In the Zone of Discomfort

Attendees at Art Biz Coach workshops are deliberately placed into uncomfortable situations.

They are asked to 1) meet everyone in the room before the end of the event; 2) share workshop exercises with people they don’t know; and 3) change seats so they sit next to someone new.

I do this because dealing with discomfort is necessary for growth as an artist and as a businessperson.

Dharma-Small-Basket

Dharma tests her comfort level sitting in a wee-bit-too-small basketful of cat toys.

Some of the ways artists stay in their comfort zones:

  • Entering the same exhibitions year after year
  • Maintaining membership in a group whose members are not growing
  • Sticking close to a friend at art openings rather than meeting new people
  • Writing a newsletter that looks like every other artists’ newsletter
  • Using an artist statement from five years ago
  • Promoting their art the same way year after year without seeing results
  • Having a website that hasn’t changed in three years

If any of these sound familiar, I challenge you to get uncomfortable with your art, with your marketing, and with your life.

Challenge Yourself

Take the statement that rings true and, if you think it would help with your progress, turn it on its head.

Enter a different exhibition or stop entering juried exhibitions altogether. Attend an art opening with the sole purpose of meeting three new people. Scratch the newsletter you’ve been clinging to and build a new, more interesting one from the ground up.
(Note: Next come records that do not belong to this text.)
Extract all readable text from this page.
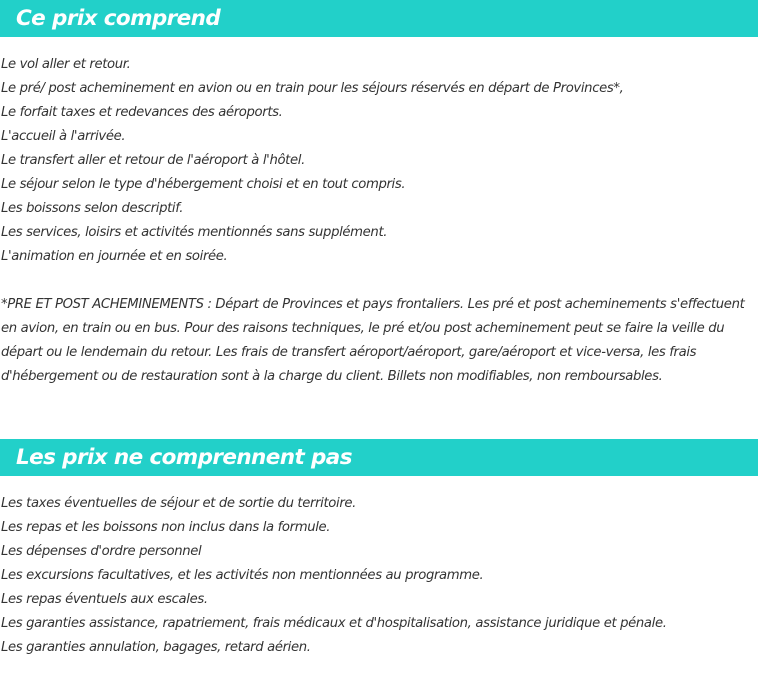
Ce prix comprend
Le vol aller et retour.
Le pré/ post acheminement en avion ou en train pour les séjours réservés en départ de Provinces*,
Le forfait taxes et redevances des aéroports.
L'accueil à l'arrivée.
Le transfert aller et retour de l'aéroport à l'hôtel.
Le séjour selon le type d'hébergement choisi et en tout compris.
Les boissons selon descriptif.
Les services, loisirs et activités mentionnés sans supplément.
L'animation en journée et en soirée.

*PRE ET POST ACHEMINEMENTS : Départ de Provinces et pays frontaliers. Les pré et post acheminements s'effectuent en avion, en train ou en bus. Pour des raisons techniques, le pré et/ou post acheminement peut se faire la veille du départ ou le lendemain du retour. Les frais de transfert aéroport/aéroport, gare/aéroport et vice-versa, les frais d'hébergement ou de restauration sont à la charge du client. Billets non modifiables, non remboursables.

Les prix ne comprennent pas
Les taxes éventuelles de séjour et de sortie du territoire.
Les repas et les boissons non inclus dans la formule.
Les dépenses d'ordre personnel
Les excursions facultatives, et les activités non mentionnées au programme.
Les repas éventuels aux escales.
Les garanties assistance, rapatriement, frais médicaux et d'hospitalisation, assistance juridique et pénale.
Les garanties annulation, bagages, retard aérien.
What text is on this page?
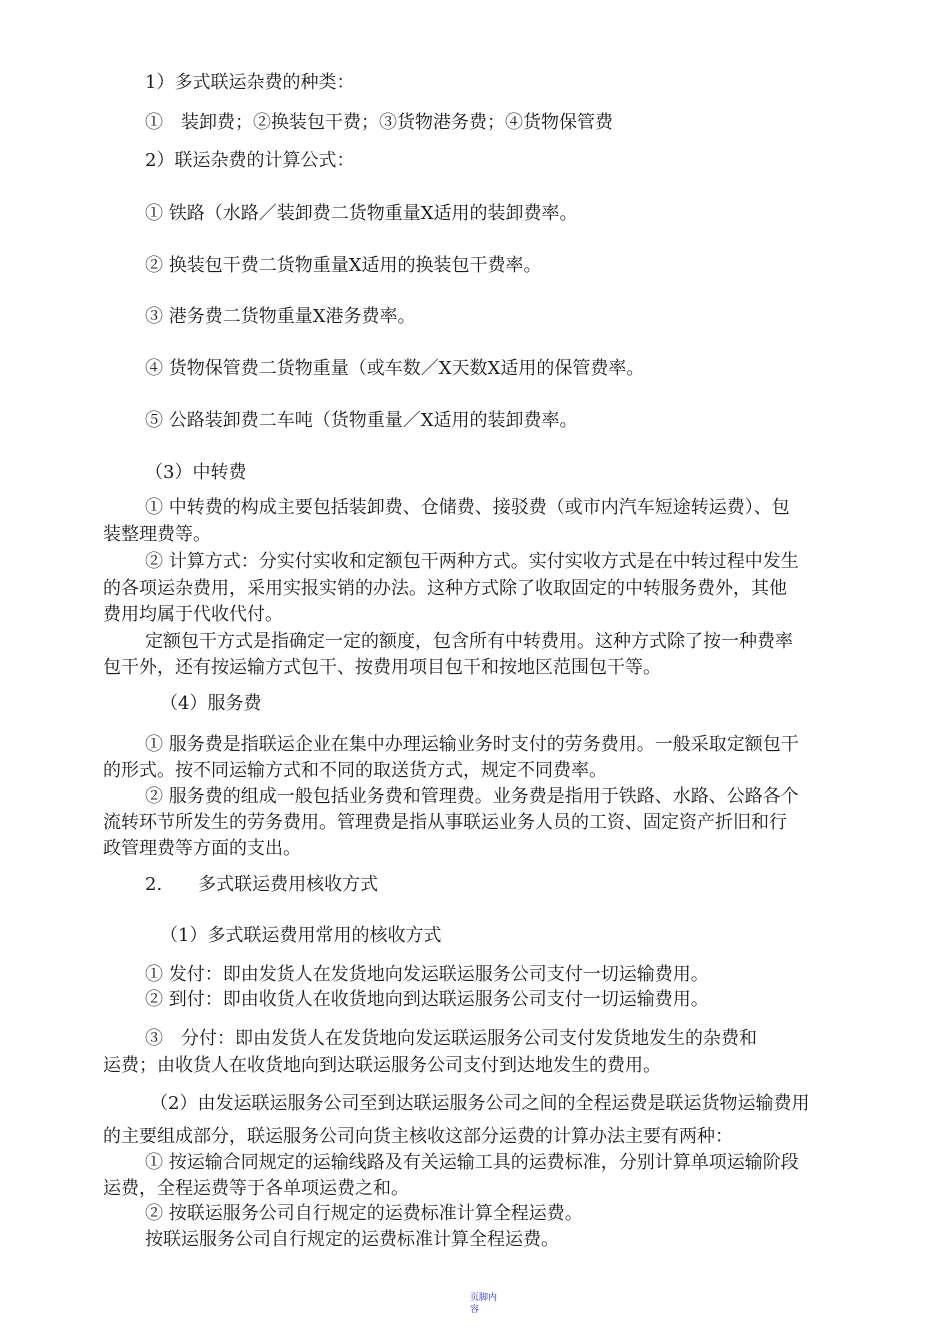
1）多式联运杂费的种类：
①　装卸费；②换装包干费；③货物港务费；④货物保管费
2）联运杂费的计算公式：
① 铁路（水路／装卸费二货物重量X适用的装卸费率。
② 换装包干费二货物重量X适用的换装包干费率。
③ 港务费二货物重量X港务费率。
④ 货物保管费二货物重量（或车数／X天数X适用的保管费率。
⑤ 公路装卸费二车吨（货物重量／X适用的装卸费率。
（3）中转费
① 中转费的构成主要包括装卸费、仓储费、接驳费（或市内汽车短途转运费）、包
装整理费等。
② 计算方式：分实付实收和定额包干两种方式。实付实收方式是在中转过程中发生
的各项运杂费用，采用实报实销的办法。这种方式除了收取固定的中转服务费外，其他
费用均属于代收代付。
定额包干方式是指确定一定的额度，包含所有中转费用。这种方式除了按一种费率
包干外，还有按运输方式包干、按费用项目包干和按地区范围包干等。
（4）服务费
① 服务费是指联运企业在集中办理运输业务时支付的劳务费用。一般采取定额包干
的形式。按不同运输方式和不同的取送货方式，规定不同费率。
② 服务费的组成一般包括业务费和管理费。业务费是指用于铁路、水路、公路各个
流转环节所发生的劳务费用。管理费是指从事联运业务人员的工资、固定资产折旧和行
政管理费等方面的支出。
2.　　多式联运费用核收方式
（1）多式联运费用常用的核收方式
① 发付：即由发货人在发货地向发运联运服务公司支付一切运输费用。
② 到付：即由收货人在收货地向到达联运服务公司支付一切运输费用。
③　分付：即由发货人在发货地向发运联运服务公司支付发货地发生的杂费和
运费；由收货人在收货地向到达联运服务公司支付到达地发生的费用。
（2）由发运联运服务公司至到达联运服务公司之间的全程运费是联运货物运输费用
的主要组成部分，联运服务公司向货主核收这部分运费的计算办法主要有两种：
① 按运输合同规定的运输线路及有关运输工具的运费标准，分别计算单项运输阶段
运费，全程运费等于各单项运费之和。
② 按联运服务公司自行规定的运费标准计算全程运费。
按联运服务公司自行规定的运费标准计算全程运费。
页脚内
容
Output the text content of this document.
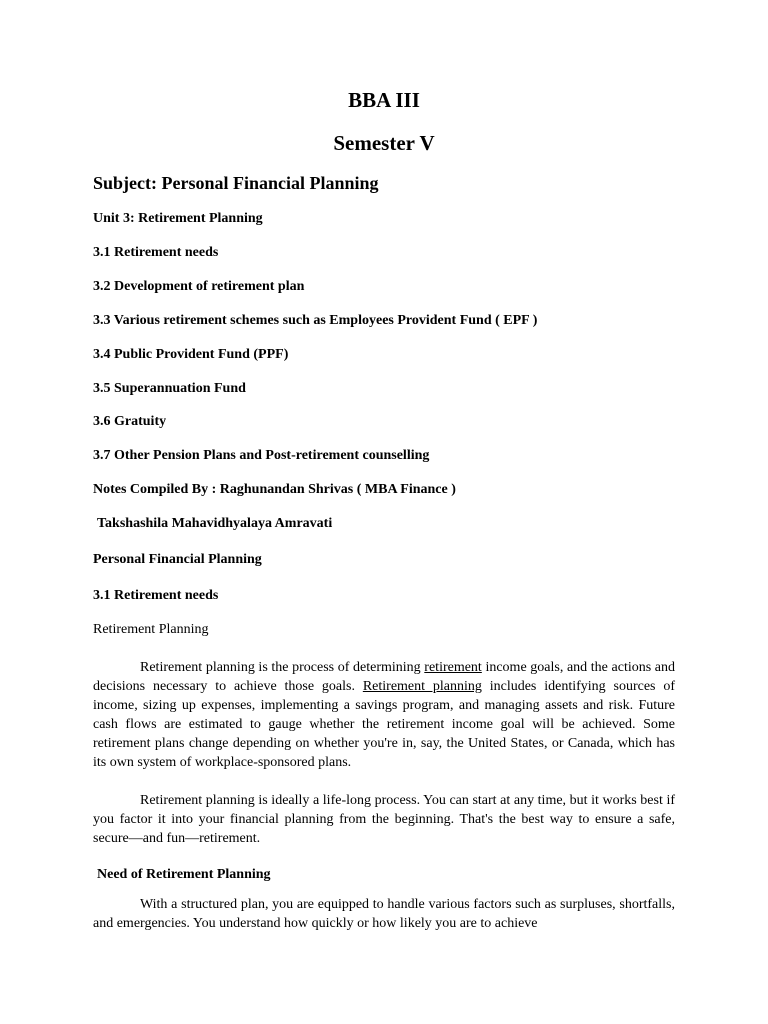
BBA III
Semester V
Subject: Personal Financial Planning
Unit 3: Retirement Planning
3.1 Retirement needs
3.2 Development of retirement plan
3.3 Various retirement schemes such as Employees Provident Fund ( EPF )
3.4 Public Provident Fund (PPF)
3.5 Superannuation Fund
3.6 Gratuity
3.7 Other Pension Plans and Post-retirement counselling
Notes Compiled By : Raghunandan Shrivas ( MBA Finance )
Takshashila Mahavidhyalaya Amravati
Personal Financial Planning
3.1 Retirement needs
Retirement Planning
Retirement planning is the process of determining retirement income goals, and the actions and decisions necessary to achieve those goals. Retirement planning includes identifying sources of income, sizing up expenses, implementing a savings program, and managing assets and risk. Future cash flows are estimated to gauge whether the retirement income goal will be achieved. Some retirement plans change depending on whether you're in, say, the United States, or Canada, which has its own system of workplace-sponsored plans.
Retirement planning is ideally a life-long process. You can start at any time, but it works best if you factor it into your financial planning from the beginning. That's the best way to ensure a safe, secure—and fun—retirement.
Need of Retirement Planning
With a structured plan, you are equipped to handle various factors such as surpluses, shortfalls, and emergencies. You understand how quickly or how likely you are to achieve
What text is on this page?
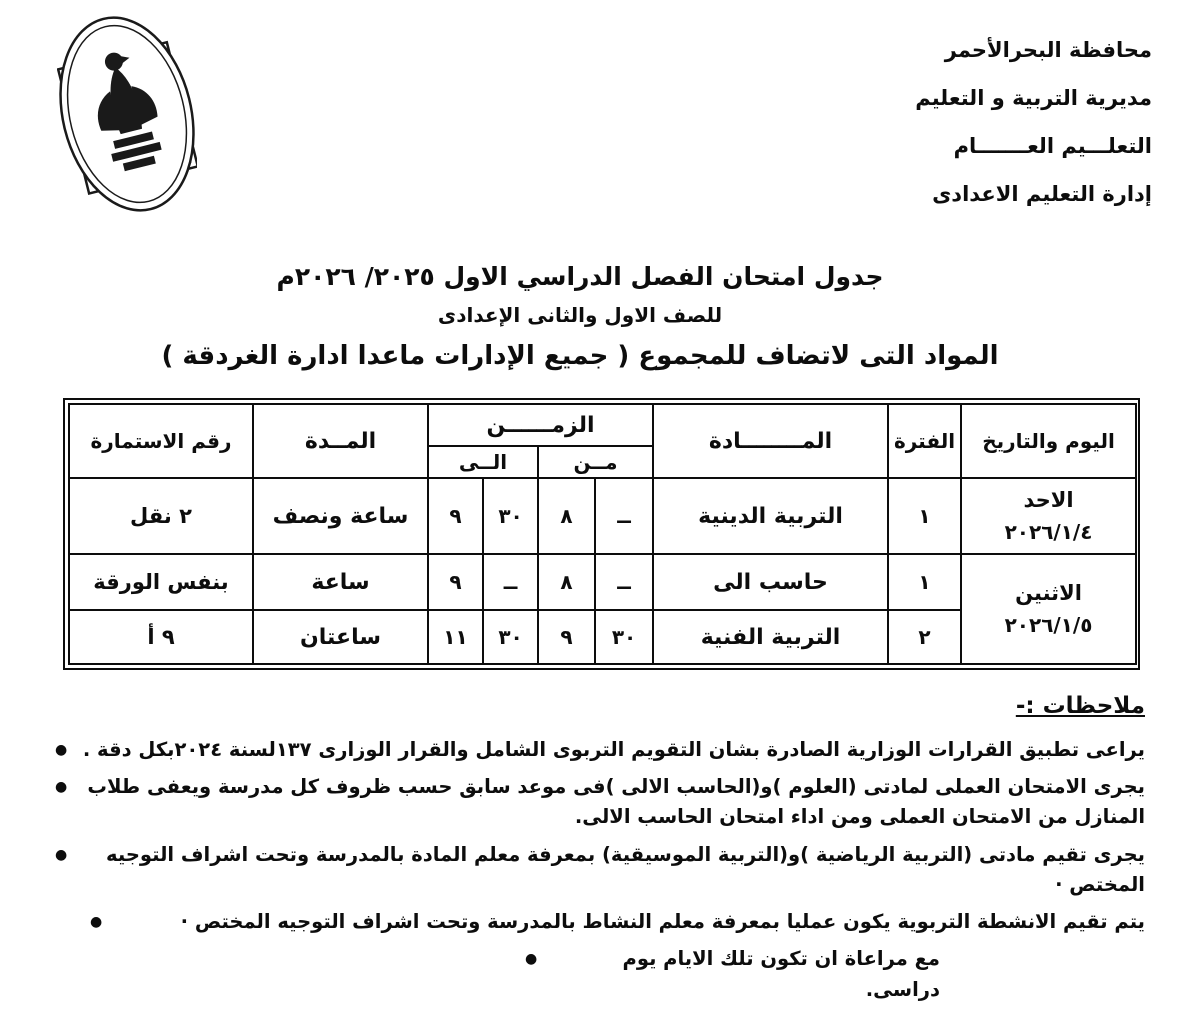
محافظة البحرالأحمر
مديرية التربية و التعليم
التعلـــيم العـــــــام
إدارة التعليم الاعدادى
جدول امتحان الفصل الدراسي الاول ٢٠٢٥/ ٢٠٢٦م
للصف الاول والثانى الإعدادى
المواد التى لاتضاف للمجموع ( جميع الإدارات ماعدا ادارة الغردقة )
اليوم والتاريخ	الفترة	المــــــــادة	الزمــــــن				المــدة	رقم الاستمارة
			مــن		الــى			

الاحد
٢٠٢٦/١/٤	١	التربية الدينية	ــ	٨	٣٠	٩	ساعة ونصف	٢ نقل

الاثنين
٢٠٢٦/١/٥	١	حاسب الى	ــ	٨	ــ	٩	ساعة	بنفس الورقة
	٢	التربية الفنية	٣٠	٩	٣٠	١١	ساعتان	٩ أ
ملاحظات :-
● يراعى تطبيق القرارات الوزارية الصادرة بشان التقويم التربوى الشامل والقرار الوزارى ١٣٧لسنة ٢٠٢٤بكل دقة .
●	يجرى الامتحان العملى لمادتى (العلوم )و(الحاسب الالى )فى موعد سابق حسب ظروف كل مدرسة ويعفى طلاب المنازل من الامتحان العملى ومن اداء امتحان الحاسب الالى.
●	يجرى تقيم مادتى (التربية الرياضية )و(التربية الموسيقية) بمعرفة معلم المادة بالمدرسة وتحت اشراف التوجيه المختص ·
●	يتم تقيم الانشطة التربوية يكون عمليا بمعرفة معلم النشاط بالمدرسة وتحت اشراف التوجيه المختص ·
●	مع مراعاة ان تكون تلك الايام يوم دراسى.
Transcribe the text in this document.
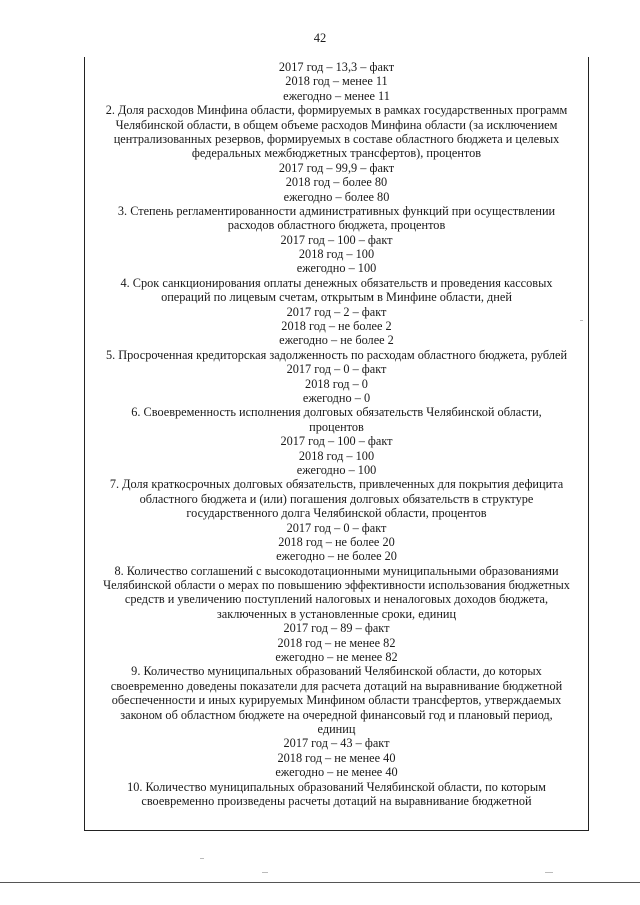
42
2017 год – 13,3 – факт
2018 год – менее 11
ежегодно – менее 11
2. Доля расходов Минфина области, формируемых в рамках государственных программ
Челябинской области, в общем объеме расходов Минфина области (за исключением
централизованных резервов, формируемых в составе областного бюджета и целевых
федеральных межбюджетных трансфертов), процентов
2017 год – 99,9 – факт
2018 год – более 80
ежегодно – более 80
3. Степень регламентированности административных функций при осуществлении
расходов областного бюджета, процентов
2017 год – 100 – факт
2018 год – 100
ежегодно – 100
4. Срок санкционирования оплаты денежных обязательств и проведения кассовых
операций по лицевым счетам, открытым в Минфине области, дней
2017 год – 2 – факт
2018 год – не более 2
ежегодно – не более 2
5. Просроченная кредиторская задолженность по расходам областного бюджета, рублей
2017 год – 0 – факт
2018 год – 0
ежегодно – 0
6. Своевременность исполнения долговых обязательств Челябинской области,
процентов
2017 год – 100 – факт
2018 год – 100
ежегодно – 100
7. Доля краткосрочных долговых обязательств, привлеченных для покрытия дефицита
областного бюджета и (или) погашения долговых обязательств в структуре
государственного долга Челябинской области, процентов
2017 год – 0 – факт
2018 год – не более 20
ежегодно – не более 20
8. Количество соглашений с высокодотационными муниципальными образованиями
Челябинской области о мерах по повышению эффективности использования бюджетных
средств и увеличению поступлений налоговых и неналоговых доходов бюджета,
заключенных в установленные сроки, единиц
2017 год – 89 – факт
2018 год – не менее 82
ежегодно – не менее 82
9. Количество муниципальных образований Челябинской области, до которых
своевременно доведены показатели для расчета дотаций на выравнивание бюджетной
обеспеченности и иных курируемых Минфином области трансфертов, утверждаемых
законом об областном бюджете на очередной финансовый год и плановый период,
единиц
2017 год – 43 – факт
2018 год – не менее 40
ежегодно – не менее 40
10. Количество муниципальных образований Челябинской области, по которым
своевременно произведены расчеты дотаций на выравнивание бюджетной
You don’t want to stay uncomfortable for long, but you do want to stay there long enough to stretch your potential.

In the Zone of Discomfort, you seek new ideas, knowledge, and clarity. You want to test what is possible. You want to innovate.

Ask These Questions

If you’re still not convinced that you’re ready for the challenge, ask yourself a few favorite questions that I use in these situations:

What’s the worst that can happen if I put myself in this uncomfortable situation? If this does happen, can I live with it?

What’s the absolute best thing that can happen if I put myself in this uncomfortable situation?

If the best scenario could happen right now, why would I postpone the results?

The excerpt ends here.